De fait, le vieil homme, dans son délire, secouait sur les tasses de café une crinière de lion. Samba Diallo avait senti monter en lui, à la manière d'une ondée chaude, un fort sentiment de sympathie pour
ce vieux nègre. « En ce jour, pensait-il pendant que Pierre-Louis radotait, dans ces rues où je me désespérais que le temps fût recouvert par l'ignoble sédiment de l'événement et de l'objet, voici que l'âme des temps, voici que la passion révolutionnaire surgit devant moi, ainsi que ses rêves fous. Sous la crinière du vieux lion noir, c'est le même souffle qui agita Saint-Just qui continue d'agiter l'espèce. Mais, en vérité, de Saint-Just à ce vieux fou de Pierre-Louis, la durée s'est alourdie, comme mûrit un fruit. La Révolution française est l'adolescence de la révolution, aussi un adolescent l'incarna-t-il mieux que tout autre. Avec le vingtième siècle est-ce le grand soir de la révolution qui s'annonce ? Voici que fébrilement elle se barricade dans l'ombre, derrière la peau noire du dernier des esclaves, Pierre-Louis. Est-ce pour livrer son ultime combat ? »

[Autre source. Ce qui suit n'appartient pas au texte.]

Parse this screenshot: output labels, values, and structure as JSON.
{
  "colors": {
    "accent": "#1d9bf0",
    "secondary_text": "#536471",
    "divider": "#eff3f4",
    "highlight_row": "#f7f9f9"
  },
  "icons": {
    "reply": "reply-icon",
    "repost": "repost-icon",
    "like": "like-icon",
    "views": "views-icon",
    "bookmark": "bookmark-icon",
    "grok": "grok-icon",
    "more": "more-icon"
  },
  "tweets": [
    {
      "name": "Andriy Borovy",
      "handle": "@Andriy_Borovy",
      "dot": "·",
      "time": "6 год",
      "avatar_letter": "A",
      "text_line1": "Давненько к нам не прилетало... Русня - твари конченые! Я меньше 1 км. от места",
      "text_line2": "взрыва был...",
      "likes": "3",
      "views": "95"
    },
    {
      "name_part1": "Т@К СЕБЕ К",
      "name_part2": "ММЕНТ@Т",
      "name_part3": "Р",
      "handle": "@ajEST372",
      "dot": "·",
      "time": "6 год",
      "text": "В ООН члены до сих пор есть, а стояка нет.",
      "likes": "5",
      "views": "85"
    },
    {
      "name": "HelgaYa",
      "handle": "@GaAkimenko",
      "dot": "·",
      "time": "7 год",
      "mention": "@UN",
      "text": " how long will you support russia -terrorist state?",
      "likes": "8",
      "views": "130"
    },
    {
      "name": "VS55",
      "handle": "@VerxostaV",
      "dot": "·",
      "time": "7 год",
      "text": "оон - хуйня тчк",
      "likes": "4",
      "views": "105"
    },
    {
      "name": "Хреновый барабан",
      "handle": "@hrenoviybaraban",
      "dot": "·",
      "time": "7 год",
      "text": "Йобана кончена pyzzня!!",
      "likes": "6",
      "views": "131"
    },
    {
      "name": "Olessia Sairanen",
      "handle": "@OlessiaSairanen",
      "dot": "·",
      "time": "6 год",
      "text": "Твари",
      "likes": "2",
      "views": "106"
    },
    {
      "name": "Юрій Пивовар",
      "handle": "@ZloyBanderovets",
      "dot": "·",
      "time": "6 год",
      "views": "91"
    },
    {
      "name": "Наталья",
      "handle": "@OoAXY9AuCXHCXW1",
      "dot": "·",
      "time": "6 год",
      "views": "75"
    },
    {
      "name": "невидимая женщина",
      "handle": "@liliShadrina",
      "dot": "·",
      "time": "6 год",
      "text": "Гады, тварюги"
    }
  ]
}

— Vous ne m'avez pas dit votre nom, monsieur. Samba Diallo sursauta et répondit :
— Je m'appelle Samba Diallo. Je vous ai déjà dit, je crois, que je suis étudiant. Tenez, voici mon adresse – et il tendit une carte à Pierre-Louis.
— Voici la mienne, répondit ce dernier.
J'aimerais vous avoir chez moi, un de ces jours. Je ne vous ennuierai pas trop. D'ailleurs, ma petite famille y veillera, vous verrez.
Ils se levèrent et Pierre-Louis prit congé de son nouvel ami.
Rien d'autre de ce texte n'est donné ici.